Amid huge recent growth in the subcompact car market, Chevrolet is introducing the Sonic. This new entrant's development was led by General Motors’ engineering center in South Korea. Yet the car has characteristics designated for the North American market, such as its engines, 10 air bags, brisker steering and unique chassis tuning.
The Beat got a look and some driving time with the Sonic in beautiful San Francisco recently.
Chevy says the Sonic's design was inspired by motorcycles. Sonic design manager Kathy Sirvio even said that she rides a Moto Guzzi bike.
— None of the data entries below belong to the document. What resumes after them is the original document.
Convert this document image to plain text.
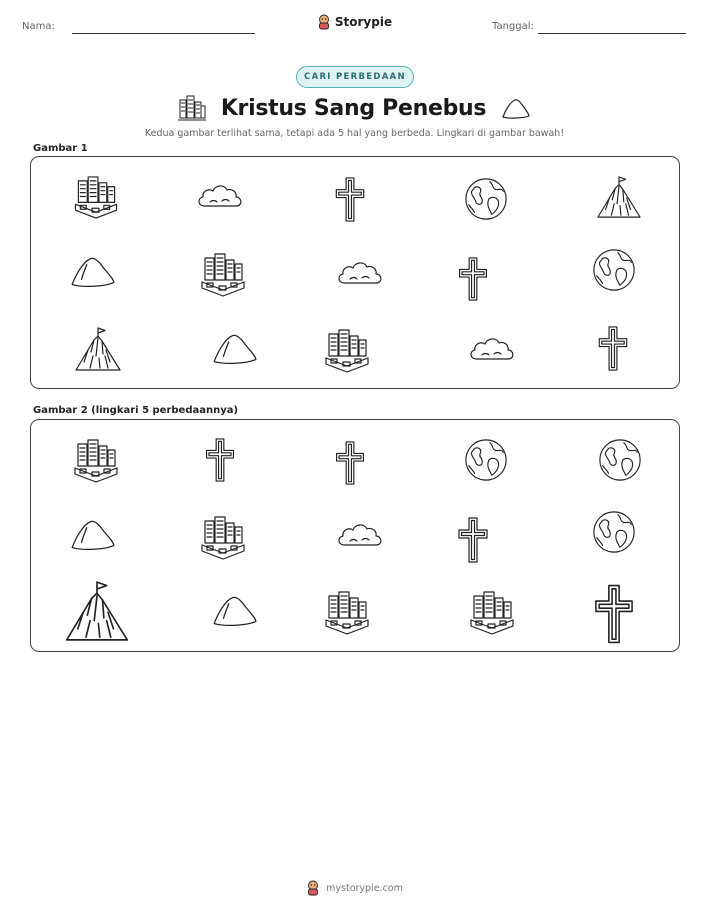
Nama:	Storypie	Tanggal:
CARI PERBEDAAN
Kristus Sang Penebus
Kedua gambar terlihat sama, tetapi ada 5 hal yang berbeda. Lingkari di gambar bawah!
Gambar 1
Gambar 2 (lingkari 5 perbedaannya)
mystorypie.com
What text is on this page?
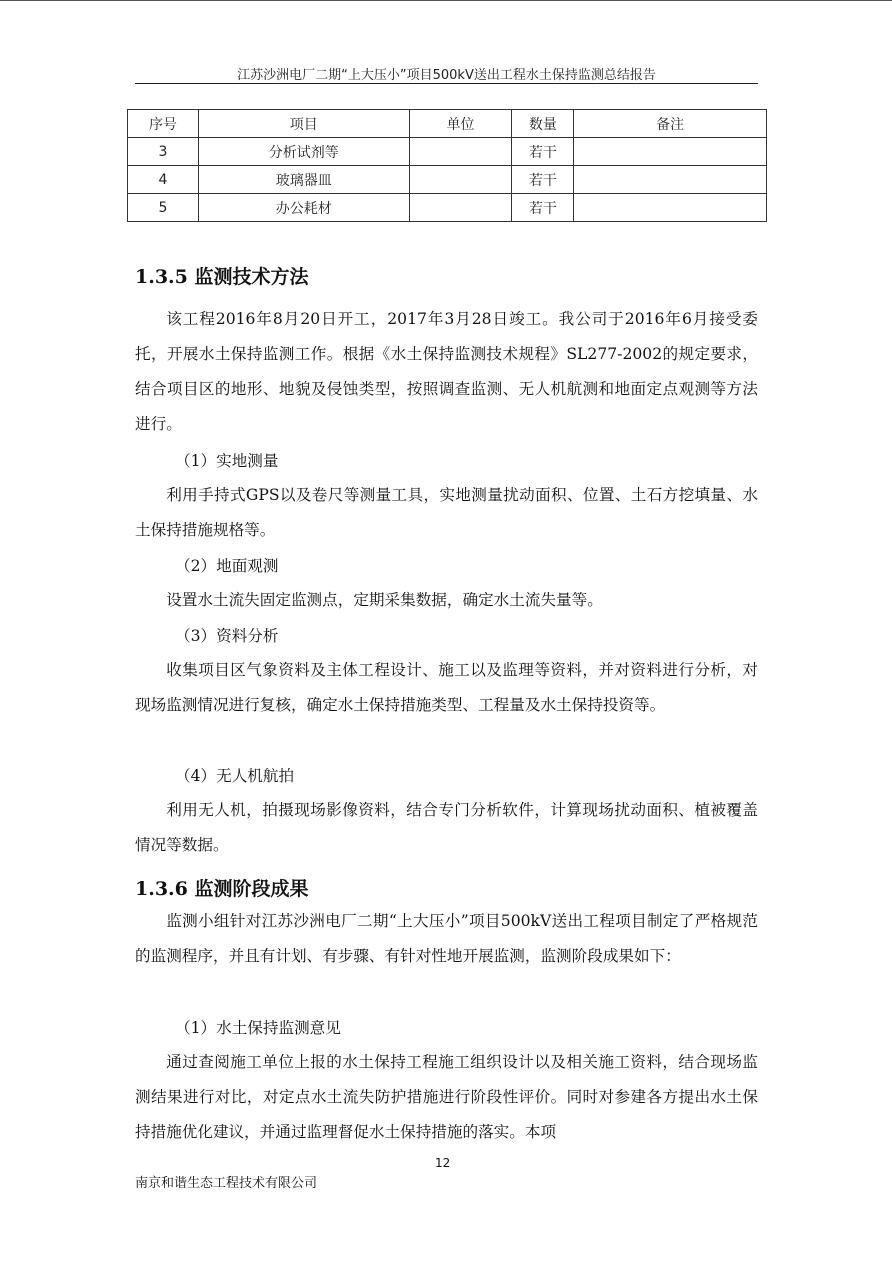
江苏沙洲电厂二期“上大压小”项目500kV送出工程水土保持监测总结报告
序号	项目	单位	数量	备注
3	分析试剂等		若干	
4	玻璃器皿		若干	
5	办公耗材		若干	
1.3.5 监测技术方法

该工程2016年8月20日开工，2017年3月28日竣工。我公司于2016年6月接受委托，开展水土保持监测工作。根据《水土保持监测技术规程》SL277-2002的规定要求，结合项目区的地形、地貌及侵蚀类型，按照调查监测、无人机航测和地面定点观测等方法进行。

（1）实地测量

利用手持式GPS以及卷尺等测量工具，实地测量扰动面积、位置、土石方挖填量、水土保持措施规格等。

（2）地面观测

设置水土流失固定监测点，定期采集数据，确定水土流失量等。

（3）资料分析

收集项目区气象资料及主体工程设计、施工以及监理等资料，并对资料进行分析，对现场监测情况进行复核，确定水土保持措施类型、工程量及水土保持投资等。

（4）无人机航拍

利用无人机，拍摄现场影像资料，结合专门分析软件，计算现场扰动面积、植被覆盖情况等数据。

1.3.6 监测阶段成果

监测小组针对江苏沙洲电厂二期“上大压小”项目500kV送出工程项目制定了严格规范的监测程序，并且有计划、有步骤、有针对性地开展监测，监测阶段成果如下：

（1）水土保持监测意见

通过查阅施工单位上报的水土保持工程施工组织设计以及相关施工资料，结合现场监测结果进行对比，对定点水土流失防护措施进行阶段性评价。同时对参建各方提出水土保持措施优化建议，并通过监理督促水土保持措施的落实。本项

12
南京和谐生态工程技术有限公司
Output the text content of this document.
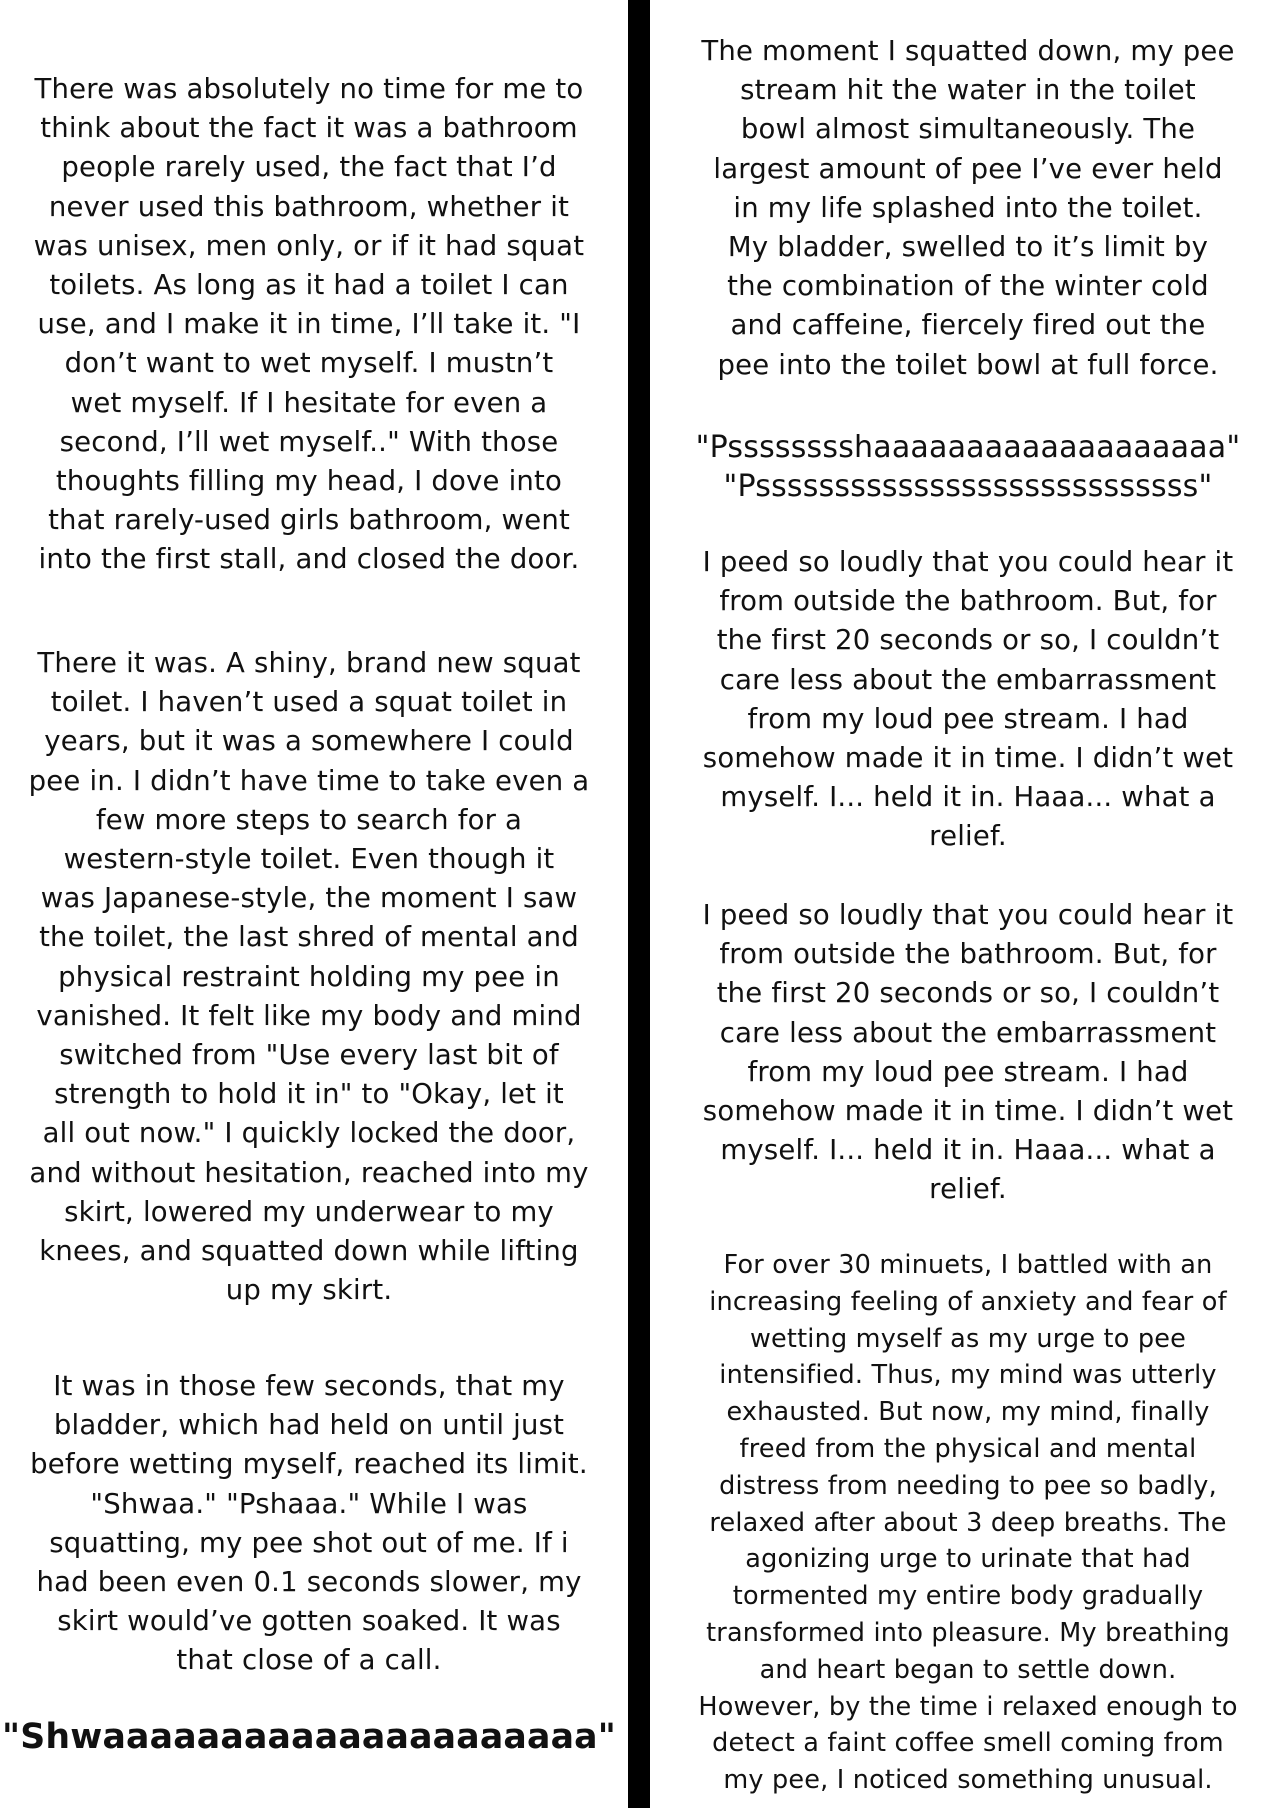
There was absolutely no time for me to
think about the fact it was a bathroom
people rarely used, the fact that I’d
never used this bathroom, whether it
was unisex, men only, or if it had squat
toilets. As long as it had a toilet I can
use, and I make it in time, I’ll take it. "I
don’t want to wet myself. I mustn’t
wet myself. If I hesitate for even a
second, I’ll wet myself.." With those
thoughts filling my head, I dove into
that rarely-used girls bathroom, went
into the first stall, and closed the door.

There it was. A shiny, brand new squat
toilet. I haven’t used a squat toilet in
years, but it was a somewhere I could
pee in. I didn’t have time to take even a
few more steps to search for a
western-style toilet. Even though it
was Japanese-style, the moment I saw
the toilet, the last shred of mental and
physical restraint holding my pee in
vanished. It felt like my body and mind
switched from "Use every last bit of
strength to hold it in" to "Okay, let it
all out now." I quickly locked the door,
and without hesitation, reached into my
skirt, lowered my underwear to my
knees, and squatted down while lifting
up my skirt.

It was in those few seconds, that my
bladder, which had held on until just
before wetting myself, reached its limit.
"Shwaa." "Pshaaa." While I was
squatting, my pee shot out of me. If i
had been even 0.1 seconds slower, my
skirt would’ve gotten soaked. It was
that close of a call.

"Shwaaaaaaaaaaaaaaaaaaaaa"

The moment I squatted down, my pee
stream hit the water in the toilet
bowl almost simultaneously. The
largest amount of pee I’ve ever held
in my life splashed into the toilet.
My bladder, swelled to it’s limit by
the combination of the winter cold
and caffeine, fiercely fired out the
pee into the toilet bowl at full force.

"Psssssssshaaaaaaaaaaaaaaaaaaa"
"Pssssssssssssssssssssssssssss"

I peed so loudly that you could hear it
from outside the bathroom. But, for
the first 20 seconds or so, I couldn’t
care less about the embarrassment
from my loud pee stream. I had
somehow made it in time. I didn’t wet
myself. I... held it in. Haaa... what a
relief.

I peed so loudly that you could hear it
from outside the bathroom. But, for
the first 20 seconds or so, I couldn’t
care less about the embarrassment
from my loud pee stream. I had
somehow made it in time. I didn’t wet
myself. I... held it in. Haaa... what a
relief.

For over 30 minuets, I battled with an
increasing feeling of anxiety and fear of
wetting myself as my urge to pee
intensified. Thus, my mind was utterly
exhausted. But now, my mind, finally
freed from the physical and mental
distress from needing to pee so badly,
relaxed after about 3 deep breaths. The
agonizing urge to urinate that had
tormented my entire body gradually
transformed into pleasure. My breathing
and heart began to settle down.
However, by the time i relaxed enough to
detect a faint coffee smell coming from
my pee, I noticed something unusual.
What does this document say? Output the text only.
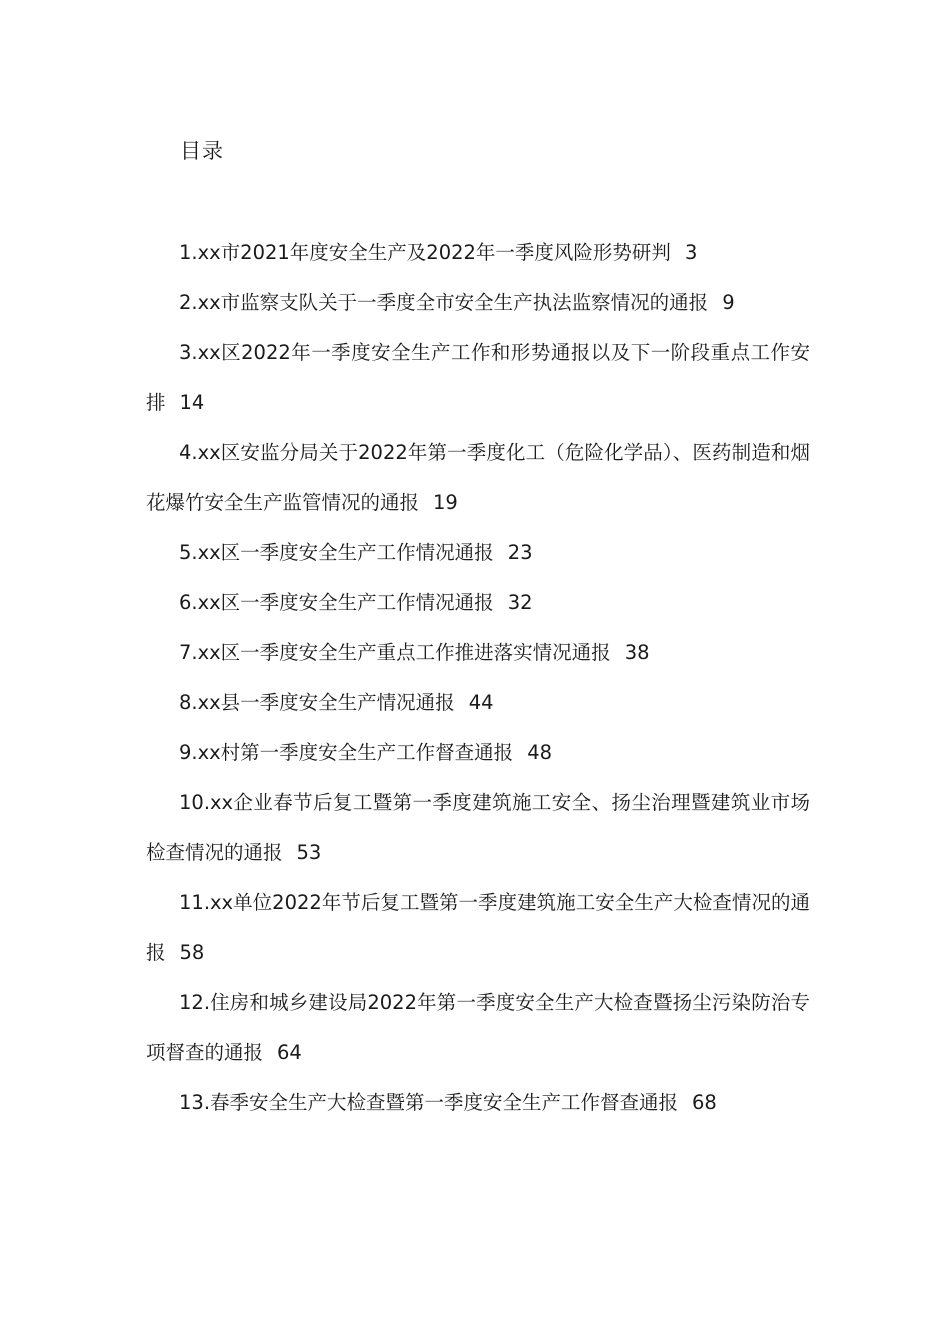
目录
1.xx市2021年度安全生产及2022年一季度风险形势研判 3
2.xx市监察支队关于一季度全市安全生产执法监察情况的通报 9
3.xx区2022年一季度安全生产工作和形势通报以及下一阶段重点工作安排 14
4.xx区安监分局关于2022年第一季度化工（危险化学品）、医药制造和烟花爆竹安全生产监管情况的通报 19
5.xx区一季度安全生产工作情况通报 23
6.xx区一季度安全生产工作情况通报 32
7.xx区一季度安全生产重点工作推进落实情况通报 38
8.xx县一季度安全生产情况通报 44
9.xx村第一季度安全生产工作督查通报 48
10.xx企业春节后复工暨第一季度建筑施工安全、扬尘治理暨建筑业市场检查情况的通报 53
11.xx单位2022年节后复工暨第一季度建筑施工安全生产大检查情况的通报 58
12.住房和城乡建设局2022年第一季度安全生产大检查暨扬尘污染防治专项督查的通报 64
13.春季安全生产大检查暨第一季度安全生产工作督查通报 68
You can see some of the design inspiration on the inside and out.
Sonic is priced range from $14,495 to $19,200, which makes it competitive with many other subcompacts and is around $3000 below Chevy's popular Cruze small sedan. The Sonic, available as a sedan or hatchback, is priced about $700–$800 higher as a hatch. Three trim levels are available.
The hatch is more than a foot shorter than the sedan, but it swallows more cargo, and that's with the rear seat up. Chevy says there are 19 cubic feet in the cargo area, plus underfloor storage. With the rear seats down, there are 30.7 cubic feet. The sedan offers 14 cubic feet.
Both models have adequate room for four adults. Seat comfort is good. The LS and LT models are upholstered in cloth, while the LTZ has perforated faux-leather (real leather is not offered). There are three interior color patterns, each with two tones.
The hard plastic interior surfaces are neat, but it would have been nice for Chevy to have softened things up a bit by adding some padding. That would have added to a general perception of a comfortable interior.
On the dash, there's an analog tachometer adjacent to a digital speedometer, which is one of the motorcycle touches Chevy alluded to.
Sonic has two four-cylinder engines, both taken from the Cruze: a 1.8-liter is the standard and a 1.4-liter turbo is optional. Both make 138 horsepower, but with the turbo you get added torque -- 148 pounds-feet, compared with 125. The turbo currently has only a six-speed manual transmission, with the base engine having five-speed. But Chevy says an automatic tranny is coming to the turbo in the spring.
The turbo is a $700 option.
The base 1.8-liter gets an EPA rating of city ratings of 25 mpg with the automatic and 26 with the manual. For a car this small, that's fairly modest.
That engine gets 35 mpg on the highway, which is OK.
But if you bump up to the turbo, numbers rise to a much better 29 city and 40 highway.
Another point about the turbo is that it gets 60 mph in 8.2 seconds, compared with 8.6 seconds for the 1.8-liter manual and 9.4 seconds for the automatic, according to Chevy.
To its credit, Chevy has done a great job of minimizing engine and wind noise. It uses some of the same dampening technology that its sister Buick brand uses.
The manual shifting is fairly effortless, and the clutch work is also pretty light. Plus, Chevy has included a standard hill-holder feature, in both the manual and six-speed automatic. The automatic has a manual shift mode which is activated with a switch on the side of the shift knob.
Chassis stiffness is admirable, contributing to a fairly spirited ride quality on twisty roads.
With the Sonic, Chevy is aiming to maintain its new momentum in cars, as it seeks to become less reliant on trucks and SUVs. This car might help it move in that direction.